Ainsi, nous devenons radicalement imposteurs parce que nous disons faire Communion et Libération et, à l’inverse, nous faisons de Communion et Libération ce que, nous, nous voulons. Le mensonge, selon le langage de saint Jean, est synonyme de péché. C’est donc une trahison (cf. Jn 8,44).

Pour limiter cette tentation que nous connaissons tous, la confrontation avec le charisme comme correction, et comme idéal continuellement ressuscité, doit devenir un comportement normal. Cette confrontation doit devenir habitude, habitus, vertu. Voici notre vertu : la confrontation avec le charisme dans son originalité.

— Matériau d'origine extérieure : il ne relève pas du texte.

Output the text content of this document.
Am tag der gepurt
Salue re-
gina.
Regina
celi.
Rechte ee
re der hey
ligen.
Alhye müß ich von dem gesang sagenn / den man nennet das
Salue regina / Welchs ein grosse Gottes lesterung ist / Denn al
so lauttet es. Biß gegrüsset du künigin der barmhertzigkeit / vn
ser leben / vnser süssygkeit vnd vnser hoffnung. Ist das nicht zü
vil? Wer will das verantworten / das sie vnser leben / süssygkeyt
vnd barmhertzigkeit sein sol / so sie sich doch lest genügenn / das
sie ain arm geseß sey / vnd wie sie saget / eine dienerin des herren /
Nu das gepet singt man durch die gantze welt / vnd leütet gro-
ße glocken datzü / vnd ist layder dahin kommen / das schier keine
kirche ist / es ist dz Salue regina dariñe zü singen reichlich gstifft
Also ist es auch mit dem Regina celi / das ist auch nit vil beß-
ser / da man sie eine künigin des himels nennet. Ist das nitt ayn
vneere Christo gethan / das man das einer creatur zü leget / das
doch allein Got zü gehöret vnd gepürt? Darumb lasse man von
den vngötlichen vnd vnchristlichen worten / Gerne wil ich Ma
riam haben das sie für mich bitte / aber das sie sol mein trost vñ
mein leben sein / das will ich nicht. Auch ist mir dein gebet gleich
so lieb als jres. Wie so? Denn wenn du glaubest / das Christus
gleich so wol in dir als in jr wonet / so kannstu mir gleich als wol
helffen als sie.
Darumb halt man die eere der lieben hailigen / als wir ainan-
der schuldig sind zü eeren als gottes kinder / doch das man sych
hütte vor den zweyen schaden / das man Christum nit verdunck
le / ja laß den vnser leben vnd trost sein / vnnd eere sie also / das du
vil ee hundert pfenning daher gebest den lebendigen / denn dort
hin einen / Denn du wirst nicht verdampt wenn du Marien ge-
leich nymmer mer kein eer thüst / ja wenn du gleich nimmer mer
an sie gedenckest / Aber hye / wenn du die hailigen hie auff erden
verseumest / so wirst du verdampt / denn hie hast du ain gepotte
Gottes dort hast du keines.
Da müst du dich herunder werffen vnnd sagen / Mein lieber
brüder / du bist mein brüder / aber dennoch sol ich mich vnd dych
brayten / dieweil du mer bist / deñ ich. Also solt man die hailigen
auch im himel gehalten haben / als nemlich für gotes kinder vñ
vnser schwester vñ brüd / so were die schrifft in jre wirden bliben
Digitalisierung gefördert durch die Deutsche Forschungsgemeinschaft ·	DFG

4. C’est là que nous retrouvons l’éphémère, car Dieu se sert de l’éphémère. Nous retrouvons l’importance de l’éphémère : pour l’heure, la comparaison ultime avec la personne précise avec laquelle tout a commencé. Je peux disparaître, mais les textes que je laisse et la suite ininterrompue – si Dieu le veut – des personnes indiquées comme point de référence, comme interprètes authentiques de ce qui est arrivé en moi, deviennent l’instrument de correction et de résurrection. Ils deviennent instrument de moralité. La lignée des référents indiqués est la chose la plus vivante du moment parce qu’un texte peut lui aussi être interprété. Il est difficile de mal l’interpréter mais on peut l’interpréter.

Donner sa vie pour l’œuvre d’un Autre implique toujours un lien entre le mot « Autre » et quelque chose d’historique, de concret, de tangible, de sensible, de descriptible, de photographiable, avec un prénom et un nom. Sans cela, c’est notre orgueil qui s’impose, et il est effectivement éphémère, mais dans le pire sens du terme. Parler de charisme sans historicité, ce n’est pas indiquer un charisme catholique.


[1] On se réfère à l’hymne L’aurore resplendit de lumière du temps « per annum », Texte et commentaires de L. Giussani, Tutta la terra desidera il tuo volto, San Paolo, p. 30 suiv.

[2] La prière que Zacharie élève vers Dieu à la naissance de son fils Jean-Baptiste, annoncée par l’Ange (cf. Lc 1,68-79). Dans la liturgie des heures, elle est récitée pendant les Laudes.

[3] Dès 1954, au lycée « G. Berchet » de Milan, né autour de don Giussani le premier groupe de Jeunesse Etudiante, qui deviendra Communion et Libération.